The MIND Foundation
9 min readNov 4, 2021

Written by Dr. Tobias Buchborn, for the MIND Blog.

LSD had always been a once-in-a-while drug. Compared to other recreationally used drugs, the serotonergic psychedelic lysergic acid diethylamide (LSD) is thought to have a rather low addiction liability and its consumption at high frequency has therefore never really been a topic, neither to the public nor to science. Things have changed.

Ushered in by press articles on LSD use in Silicon Valley, as well as James Fadiman’s Psychedelic Explorer’s Guide, a new way of taking LSD has gained public attention. Within the so-called psychedelic microdosing regimen, which is believed to enhance mood and creative thinking, people consume LSD and other psychedelic drugs in low (non-psychedelic) doses, but on a regular basis. Although the 21st century is said to mark a psychedelic renaissance with reawakened scientific interest in the acute effects of psychedelics, surprisingly little science can yet tell us what happens when LSD is consumed regularly, again and again.

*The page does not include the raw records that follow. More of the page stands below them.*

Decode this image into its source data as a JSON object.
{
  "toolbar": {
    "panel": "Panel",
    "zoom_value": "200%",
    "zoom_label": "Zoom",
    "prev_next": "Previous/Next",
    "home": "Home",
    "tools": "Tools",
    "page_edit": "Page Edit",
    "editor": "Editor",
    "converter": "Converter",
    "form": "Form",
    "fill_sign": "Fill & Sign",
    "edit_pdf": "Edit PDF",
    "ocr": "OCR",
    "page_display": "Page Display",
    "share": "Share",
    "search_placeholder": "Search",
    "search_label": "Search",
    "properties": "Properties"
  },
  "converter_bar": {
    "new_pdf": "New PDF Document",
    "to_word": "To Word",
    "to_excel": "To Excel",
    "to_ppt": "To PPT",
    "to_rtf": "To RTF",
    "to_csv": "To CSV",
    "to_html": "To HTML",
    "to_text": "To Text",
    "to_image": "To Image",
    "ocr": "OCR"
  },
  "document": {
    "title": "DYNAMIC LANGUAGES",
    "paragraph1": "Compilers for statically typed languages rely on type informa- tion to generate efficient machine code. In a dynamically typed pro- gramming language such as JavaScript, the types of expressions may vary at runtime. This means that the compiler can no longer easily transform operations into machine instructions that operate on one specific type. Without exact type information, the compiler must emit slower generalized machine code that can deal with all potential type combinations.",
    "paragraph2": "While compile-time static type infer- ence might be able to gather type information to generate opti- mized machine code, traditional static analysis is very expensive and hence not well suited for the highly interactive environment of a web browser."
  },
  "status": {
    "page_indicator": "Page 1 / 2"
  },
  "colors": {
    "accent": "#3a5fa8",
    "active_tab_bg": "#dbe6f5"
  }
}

A variety of recreationally used psychoactive drugs are notorious for their potential to lure consumers into frequent and/or long-term consumption. Although LSD does not share comparable qualities, the clinical experience with addictive substances teaches us an important lesson: the effects of consuming a drug only once in a while do not necessarily equal the effects of frequent or long-term consumption of that drug.

Addictive drugs, when taken once in a while, induce their acute effects: euphoria, excitement, or a sense of calm, to name a few of the sought-after drug rewards. When repeatedly consumed at short intervals, however, the desired effects often fade, leaving a state of pharmacological tolerance. The disappointed user might seek to overcome tolerance by consumption of higher drug amounts, which increases the burden on the body. New, usually more unpleasant effects might manifest over time, and quitting the drug may cause a withdrawal syndrome; where there used to be a burst of energy, for instance, there is now depletion.

If the drug is properly stored and its purity remains the same, however, it is unlikely that the drug changes its properties towards the body over time. It must be the other way around instead: The body changes its properties towards the drug.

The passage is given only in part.